会場: 某障害者福祉施設
売値: 非売品
Experimental Comfort B-grade Farce
"Kansai Dialect Bonnie & Clyde", 2011, Private Collection
Venue: A welfare facility for the disabled
Price: Not for sale
【評】障がいある者が舞台上に立ちわれわれが鑑賞する演劇はある程度更新されているが、逆に娯楽として障がい者に見られる演劇はかなり限定的で、福祉の検問を通り毒っ気のない気の抜けたサイダーのような低刺激な作品ばかりとなっている。 そんな現状を憂い是非とも一度障がい者が普段お目にかからないであろうアングラ演劇を披露したいと目論んだ。なのでこの「関西弁のボニー&クライド」は 作品が、というより状況自体が事件な、天才バカ的意欲作だ。誰もやらない。やらせてもらえない。やりたいとも思わない。だから唯一無二とも言える。

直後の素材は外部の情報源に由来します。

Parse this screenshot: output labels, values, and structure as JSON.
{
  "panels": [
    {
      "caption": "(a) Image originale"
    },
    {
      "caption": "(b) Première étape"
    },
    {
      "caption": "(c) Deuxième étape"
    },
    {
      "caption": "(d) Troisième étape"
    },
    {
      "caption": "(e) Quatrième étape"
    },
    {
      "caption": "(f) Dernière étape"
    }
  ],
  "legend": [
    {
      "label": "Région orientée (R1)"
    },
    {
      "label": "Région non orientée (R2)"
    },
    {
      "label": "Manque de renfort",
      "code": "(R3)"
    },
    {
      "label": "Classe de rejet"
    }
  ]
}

結果は明白だった。何を見せられているのか顔面蒼白する職員らの困惑の表情。利用者に危害を加えるわけではないので制止することもできない。奇声が飛び交いどちらが演じ手なのかわからないようなカオスぶり。意図的に距離をとらえていたが、利用者はグイグイ食いついてくる。届く者には届いたようである。終演後楽屋に来た若者に「感動しました!」と熱く握手された。
われわれは一時の夢ではあったかもしれぬが、見事彼らを道徳的呪縛から解放したのである!